L'eurodeputata Ferrara scrive all'esecutivo comunitario: “Vogliamo sapere la verità. Sarebbe gravissimo se la Turchia avesse usato fondi per fini militari in Siria” 

Courtesy European Union

“L’Europa è davvero complice degli orrori di Erdogan?”, se lo chiede il Movimento 5 Stelle in relazione all'inchiesta dell’EIC, il consorzio investigativo europeo, e pubblicata in Italia da L’Espresso, secondo cui la Turchia avrebbe utilizzato oltre 80 milioni stanziati dall’accordo sui migranti per acquistare strumentazioni militari, fra cui mezzi militari blindati, apparecchi per la sorveglianza e navi per il pattugliamento delle frontiere. Per fare luce sulla vicenda il gruppo 5 Stelle al Parlamento europeo ha presentato alla Commissione europea una interrogazione urgente “per fare chiarezza”. “I soldi degli europei non possono essere usati dai dittatori per fare le guerre”, ha affermato in una nota la delegazione del Movimento 5 Stelle annunciando l'interrogazione di cui la prima firmataria è Laura Ferrara.

L'interrogazione

“Vogliamo sapere la verità.
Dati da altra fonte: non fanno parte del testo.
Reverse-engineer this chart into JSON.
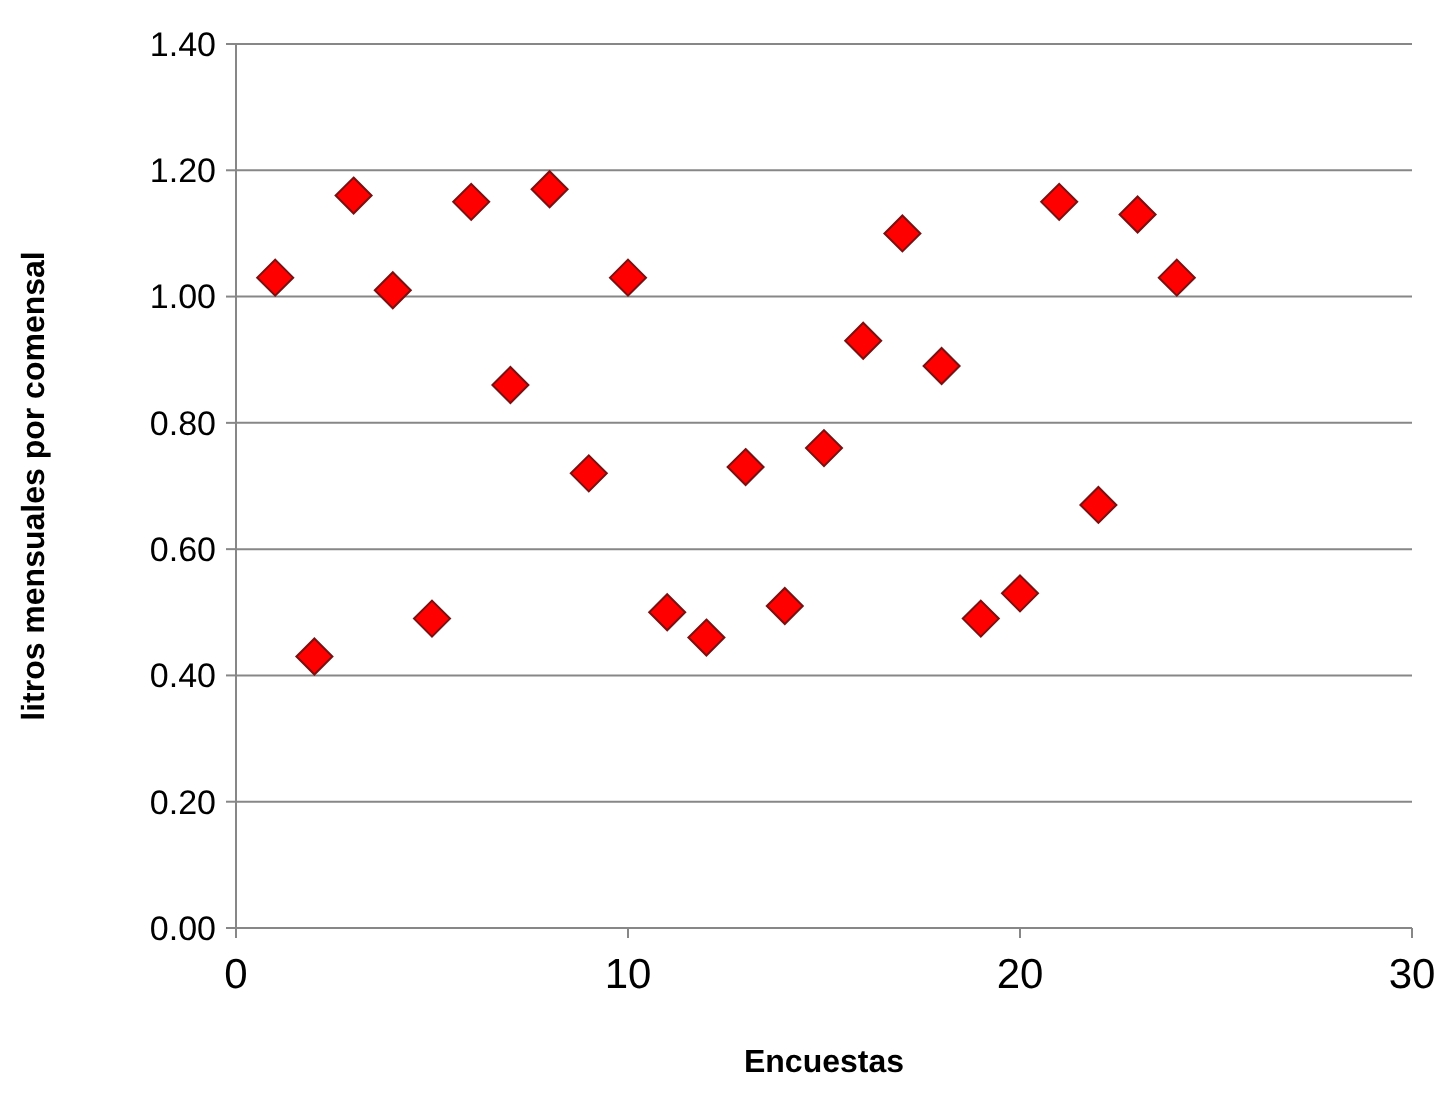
{
  "chart_data": {
    "type": "scatter",
    "xlabel": "Encuestas",
    "ylabel": "litros mensuales por comensal",
    "x": [
      1,
      2,
      3,
      4,
      5,
      6,
      7,
      8,
      9,
      10,
      11,
      12,
      13,
      14,
      15,
      16,
      17,
      18,
      19,
      20,
      21,
      22,
      23,
      24
    ],
    "values": [
      1.03,
      0.43,
      1.16,
      1.01,
      0.49,
      1.15,
      0.86,
      1.17,
      0.72,
      1.03,
      0.5,
      0.46,
      0.73,
      0.51,
      0.76,
      0.93,
      1.1,
      0.89,
      0.49,
      0.53,
      1.15,
      0.67,
      1.13,
      1.03
    ],
    "color": "#ff0000",
    "marker": "diamond",
    "grid": "y",
    "xlim": [
      0,
      30
    ],
    "xticks": [
      0,
      10,
      20,
      30
    ],
    "ylim": [
      0,
      1.4
    ],
    "yticks": [
      {
        "value": 0,
        "label": "0.00"
      },
      {
        "value": 0.2,
        "label": "0.20"
      },
      {
        "value": 0.4,
        "label": "0.40"
      },
      {
        "value": 0.6,
        "label": "0.60"
      },
      {
        "value": 0.8,
        "label": "0.80"
      },
      {
        "value": 1,
        "label": "1.00"
      },
      {
        "value": 1.2,
        "label": "1.20"
      },
      {
        "value": 1.4,
        "label": "1.40"
      }
    ]
  }
}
Sarebbe gravissimo se Erdogan avesse usato fondi europei per fini militari in Siria. La Commissione europea sta effettuando tutti i dovuti controlli?”, si è chiesta Ferrara sottolineando che “ci sono dubbi sull’impiego di oltre 80 i milioni di euro forniti alla Turchia dall’Ue che sarebbero serviti per l’acquisto di materiale bellico usato dall’esercito turco nella guerra ingaggiata con la popolazione curda in Siria”. L’ Unhcr, ha ricordato l'eurodeputata, “ha denunciato il peggioramento della crisi umanitaria e nuovi esodi a causa dei feroci combattimenti di Afrin”. “L’Europa è nata per far tacere le armi, Juncker sembra averlo dimenticato”, ha concluso Ferrara.
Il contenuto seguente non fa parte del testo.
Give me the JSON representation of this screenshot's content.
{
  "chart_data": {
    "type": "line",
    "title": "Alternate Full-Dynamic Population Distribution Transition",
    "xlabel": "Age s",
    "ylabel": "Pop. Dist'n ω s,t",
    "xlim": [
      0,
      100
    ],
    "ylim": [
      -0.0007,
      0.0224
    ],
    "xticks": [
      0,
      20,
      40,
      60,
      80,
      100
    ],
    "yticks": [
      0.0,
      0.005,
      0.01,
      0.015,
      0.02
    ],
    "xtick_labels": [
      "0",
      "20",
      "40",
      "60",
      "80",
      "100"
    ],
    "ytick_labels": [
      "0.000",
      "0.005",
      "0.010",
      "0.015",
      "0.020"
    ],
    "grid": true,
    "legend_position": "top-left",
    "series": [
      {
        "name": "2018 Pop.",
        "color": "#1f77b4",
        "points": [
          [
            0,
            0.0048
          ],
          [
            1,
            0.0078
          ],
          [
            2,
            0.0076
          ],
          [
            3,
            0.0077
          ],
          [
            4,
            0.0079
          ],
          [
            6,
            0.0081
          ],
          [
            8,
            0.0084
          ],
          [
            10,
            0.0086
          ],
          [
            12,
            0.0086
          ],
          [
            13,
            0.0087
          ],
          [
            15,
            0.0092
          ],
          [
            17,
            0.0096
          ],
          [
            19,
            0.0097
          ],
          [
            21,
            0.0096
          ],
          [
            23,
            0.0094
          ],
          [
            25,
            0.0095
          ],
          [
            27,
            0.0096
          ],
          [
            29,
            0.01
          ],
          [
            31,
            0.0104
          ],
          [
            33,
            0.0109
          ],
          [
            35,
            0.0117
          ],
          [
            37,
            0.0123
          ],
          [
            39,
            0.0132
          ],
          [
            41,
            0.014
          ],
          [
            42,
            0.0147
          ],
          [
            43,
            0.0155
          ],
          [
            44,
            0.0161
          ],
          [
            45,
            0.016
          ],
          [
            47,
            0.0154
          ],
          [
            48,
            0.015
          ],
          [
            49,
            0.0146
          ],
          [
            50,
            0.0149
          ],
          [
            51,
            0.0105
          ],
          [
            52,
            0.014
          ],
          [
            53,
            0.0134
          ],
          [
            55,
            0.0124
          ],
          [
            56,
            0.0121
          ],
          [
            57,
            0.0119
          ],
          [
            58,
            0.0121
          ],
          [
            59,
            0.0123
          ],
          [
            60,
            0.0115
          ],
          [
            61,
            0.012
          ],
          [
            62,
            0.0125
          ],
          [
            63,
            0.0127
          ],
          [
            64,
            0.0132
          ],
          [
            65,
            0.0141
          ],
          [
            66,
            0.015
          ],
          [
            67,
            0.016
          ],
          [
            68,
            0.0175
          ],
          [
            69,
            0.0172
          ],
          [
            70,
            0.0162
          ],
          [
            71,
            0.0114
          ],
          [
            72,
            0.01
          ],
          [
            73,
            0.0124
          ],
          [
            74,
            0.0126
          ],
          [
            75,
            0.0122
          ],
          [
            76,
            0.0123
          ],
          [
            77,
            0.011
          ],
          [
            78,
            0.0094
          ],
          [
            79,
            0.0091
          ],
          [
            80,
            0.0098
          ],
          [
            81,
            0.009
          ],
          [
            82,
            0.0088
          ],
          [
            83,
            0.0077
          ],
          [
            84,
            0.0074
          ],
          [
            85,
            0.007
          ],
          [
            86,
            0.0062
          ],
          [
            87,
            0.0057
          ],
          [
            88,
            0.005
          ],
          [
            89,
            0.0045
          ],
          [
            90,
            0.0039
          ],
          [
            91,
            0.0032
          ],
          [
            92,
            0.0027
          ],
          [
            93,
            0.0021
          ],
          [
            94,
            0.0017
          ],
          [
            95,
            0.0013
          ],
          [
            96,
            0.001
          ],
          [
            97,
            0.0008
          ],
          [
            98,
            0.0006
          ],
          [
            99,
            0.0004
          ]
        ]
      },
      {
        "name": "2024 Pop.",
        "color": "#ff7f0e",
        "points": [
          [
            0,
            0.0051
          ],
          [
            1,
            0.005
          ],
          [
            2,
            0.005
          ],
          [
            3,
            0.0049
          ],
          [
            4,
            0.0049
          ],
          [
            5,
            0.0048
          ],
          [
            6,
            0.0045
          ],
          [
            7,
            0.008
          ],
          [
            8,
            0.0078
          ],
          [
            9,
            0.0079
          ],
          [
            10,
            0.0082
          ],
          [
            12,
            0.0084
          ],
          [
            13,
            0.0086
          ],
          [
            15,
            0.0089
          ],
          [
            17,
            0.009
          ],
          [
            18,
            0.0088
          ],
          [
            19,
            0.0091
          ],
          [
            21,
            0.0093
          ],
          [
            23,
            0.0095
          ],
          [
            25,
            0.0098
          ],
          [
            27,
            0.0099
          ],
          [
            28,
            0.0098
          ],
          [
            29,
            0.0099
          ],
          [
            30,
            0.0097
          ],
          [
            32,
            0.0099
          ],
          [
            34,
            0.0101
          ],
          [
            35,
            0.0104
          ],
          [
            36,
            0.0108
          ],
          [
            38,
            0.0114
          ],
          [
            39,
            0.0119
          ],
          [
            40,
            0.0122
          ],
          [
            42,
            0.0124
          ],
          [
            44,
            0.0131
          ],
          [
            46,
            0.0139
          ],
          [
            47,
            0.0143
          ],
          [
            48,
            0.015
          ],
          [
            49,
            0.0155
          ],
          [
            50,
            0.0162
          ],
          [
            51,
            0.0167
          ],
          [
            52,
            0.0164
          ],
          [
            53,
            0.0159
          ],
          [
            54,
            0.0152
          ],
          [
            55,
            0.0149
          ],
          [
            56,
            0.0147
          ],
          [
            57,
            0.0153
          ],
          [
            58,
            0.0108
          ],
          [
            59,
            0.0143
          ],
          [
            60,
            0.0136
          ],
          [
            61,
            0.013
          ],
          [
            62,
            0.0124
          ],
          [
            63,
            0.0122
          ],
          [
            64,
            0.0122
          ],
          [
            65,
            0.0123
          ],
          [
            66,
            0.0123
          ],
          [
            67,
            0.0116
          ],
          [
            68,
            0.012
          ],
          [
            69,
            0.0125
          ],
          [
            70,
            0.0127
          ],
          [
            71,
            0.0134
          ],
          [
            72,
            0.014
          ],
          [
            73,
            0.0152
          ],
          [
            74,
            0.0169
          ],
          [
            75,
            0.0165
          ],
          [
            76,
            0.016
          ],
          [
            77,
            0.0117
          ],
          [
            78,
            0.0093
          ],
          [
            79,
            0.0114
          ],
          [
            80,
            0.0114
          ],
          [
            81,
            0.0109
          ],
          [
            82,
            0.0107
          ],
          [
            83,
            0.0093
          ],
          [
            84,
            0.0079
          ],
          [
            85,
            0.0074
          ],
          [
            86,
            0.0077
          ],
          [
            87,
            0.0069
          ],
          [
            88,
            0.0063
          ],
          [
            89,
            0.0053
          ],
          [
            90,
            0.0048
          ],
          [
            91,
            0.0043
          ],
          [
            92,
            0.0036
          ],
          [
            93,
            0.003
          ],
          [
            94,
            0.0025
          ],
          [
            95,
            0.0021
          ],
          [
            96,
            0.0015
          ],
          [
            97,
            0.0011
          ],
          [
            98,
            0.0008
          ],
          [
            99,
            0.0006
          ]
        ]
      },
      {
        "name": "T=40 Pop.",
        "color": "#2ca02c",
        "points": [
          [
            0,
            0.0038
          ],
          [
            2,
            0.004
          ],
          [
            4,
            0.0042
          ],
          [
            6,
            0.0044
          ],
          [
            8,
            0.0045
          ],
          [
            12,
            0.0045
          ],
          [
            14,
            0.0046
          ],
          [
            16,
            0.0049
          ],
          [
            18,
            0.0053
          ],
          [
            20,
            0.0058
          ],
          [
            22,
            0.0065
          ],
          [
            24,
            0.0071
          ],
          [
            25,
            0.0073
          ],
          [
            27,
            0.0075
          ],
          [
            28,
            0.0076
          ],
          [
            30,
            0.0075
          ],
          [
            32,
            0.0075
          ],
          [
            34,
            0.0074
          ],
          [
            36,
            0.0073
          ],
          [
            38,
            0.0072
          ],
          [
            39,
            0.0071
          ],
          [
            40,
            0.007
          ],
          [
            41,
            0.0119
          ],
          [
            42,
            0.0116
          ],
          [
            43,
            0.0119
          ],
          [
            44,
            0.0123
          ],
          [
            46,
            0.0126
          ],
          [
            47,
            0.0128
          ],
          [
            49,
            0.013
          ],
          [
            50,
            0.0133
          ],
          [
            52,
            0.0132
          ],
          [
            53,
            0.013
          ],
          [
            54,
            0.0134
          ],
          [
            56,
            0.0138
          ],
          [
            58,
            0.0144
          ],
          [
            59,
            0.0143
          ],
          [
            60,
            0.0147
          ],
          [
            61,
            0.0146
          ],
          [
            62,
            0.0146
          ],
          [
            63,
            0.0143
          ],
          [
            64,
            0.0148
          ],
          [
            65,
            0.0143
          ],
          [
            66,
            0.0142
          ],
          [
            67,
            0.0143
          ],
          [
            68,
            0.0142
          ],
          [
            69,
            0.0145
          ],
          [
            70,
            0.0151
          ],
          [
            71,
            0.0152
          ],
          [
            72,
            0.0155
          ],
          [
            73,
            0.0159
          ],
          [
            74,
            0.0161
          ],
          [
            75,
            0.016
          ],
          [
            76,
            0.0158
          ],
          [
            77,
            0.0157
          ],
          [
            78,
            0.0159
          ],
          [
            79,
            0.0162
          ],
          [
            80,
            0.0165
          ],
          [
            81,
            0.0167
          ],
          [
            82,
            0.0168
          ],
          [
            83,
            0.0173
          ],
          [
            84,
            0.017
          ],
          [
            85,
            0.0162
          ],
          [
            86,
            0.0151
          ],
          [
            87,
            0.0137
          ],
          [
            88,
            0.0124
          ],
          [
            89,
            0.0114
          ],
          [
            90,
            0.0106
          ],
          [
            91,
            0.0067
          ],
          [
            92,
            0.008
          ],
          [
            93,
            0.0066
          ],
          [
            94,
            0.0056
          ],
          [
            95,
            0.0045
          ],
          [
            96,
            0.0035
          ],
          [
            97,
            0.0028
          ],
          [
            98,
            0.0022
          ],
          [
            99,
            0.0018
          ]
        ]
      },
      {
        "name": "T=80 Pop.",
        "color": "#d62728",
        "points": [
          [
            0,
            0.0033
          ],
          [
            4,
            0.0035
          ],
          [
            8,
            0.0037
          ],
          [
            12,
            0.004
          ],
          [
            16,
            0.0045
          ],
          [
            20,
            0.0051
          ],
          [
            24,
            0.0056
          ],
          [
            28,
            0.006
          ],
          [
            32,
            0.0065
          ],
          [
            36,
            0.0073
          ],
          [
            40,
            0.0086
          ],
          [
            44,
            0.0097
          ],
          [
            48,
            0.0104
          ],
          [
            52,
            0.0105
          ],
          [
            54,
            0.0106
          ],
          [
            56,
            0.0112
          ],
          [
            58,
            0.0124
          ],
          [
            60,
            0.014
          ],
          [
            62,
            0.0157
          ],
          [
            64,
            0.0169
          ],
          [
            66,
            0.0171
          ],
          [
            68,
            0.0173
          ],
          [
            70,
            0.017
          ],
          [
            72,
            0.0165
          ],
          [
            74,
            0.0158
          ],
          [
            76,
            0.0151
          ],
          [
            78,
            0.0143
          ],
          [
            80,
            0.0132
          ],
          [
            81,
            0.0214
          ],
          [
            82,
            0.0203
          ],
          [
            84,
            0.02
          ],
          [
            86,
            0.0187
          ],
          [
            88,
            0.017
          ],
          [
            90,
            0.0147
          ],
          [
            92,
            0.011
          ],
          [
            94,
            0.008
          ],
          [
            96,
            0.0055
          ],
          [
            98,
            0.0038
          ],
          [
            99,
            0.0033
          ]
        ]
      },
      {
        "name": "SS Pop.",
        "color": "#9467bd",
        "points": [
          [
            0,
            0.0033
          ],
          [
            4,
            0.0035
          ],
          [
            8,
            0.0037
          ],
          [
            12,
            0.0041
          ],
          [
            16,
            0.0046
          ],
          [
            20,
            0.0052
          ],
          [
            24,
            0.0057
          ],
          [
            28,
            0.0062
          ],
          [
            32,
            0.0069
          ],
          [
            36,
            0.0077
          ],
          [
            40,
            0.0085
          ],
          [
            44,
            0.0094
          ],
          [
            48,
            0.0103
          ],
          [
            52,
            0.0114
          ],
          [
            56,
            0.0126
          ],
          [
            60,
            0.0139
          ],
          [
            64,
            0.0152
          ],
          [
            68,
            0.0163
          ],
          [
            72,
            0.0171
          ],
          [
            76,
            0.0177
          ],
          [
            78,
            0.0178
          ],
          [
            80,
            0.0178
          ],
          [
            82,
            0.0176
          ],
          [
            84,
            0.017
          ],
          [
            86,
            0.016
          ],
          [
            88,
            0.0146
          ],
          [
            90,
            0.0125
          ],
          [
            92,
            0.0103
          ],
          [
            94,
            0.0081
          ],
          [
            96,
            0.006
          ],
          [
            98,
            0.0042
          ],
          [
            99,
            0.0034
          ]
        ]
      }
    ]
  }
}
La Corte dei conti Ue avvia audit 

Intanto, la Corte dei conti europea ha avviato l'indagine sull'uso dei fondi che l'Ue ha assegnato alla Turchia per la gestione dei rifugiati. Si tratta delle risorse stanziate in seguito all'accordo del gennaio 2016 e ammontando al momento a 3 miliardi di euro, di cui 1 miliardo proveniente dal bilancio dell’Ue e 2 miliardi dagli Stati membri. Gli auditor della Corte intendono appurare se il programma stia fornendo un sostegno efficace.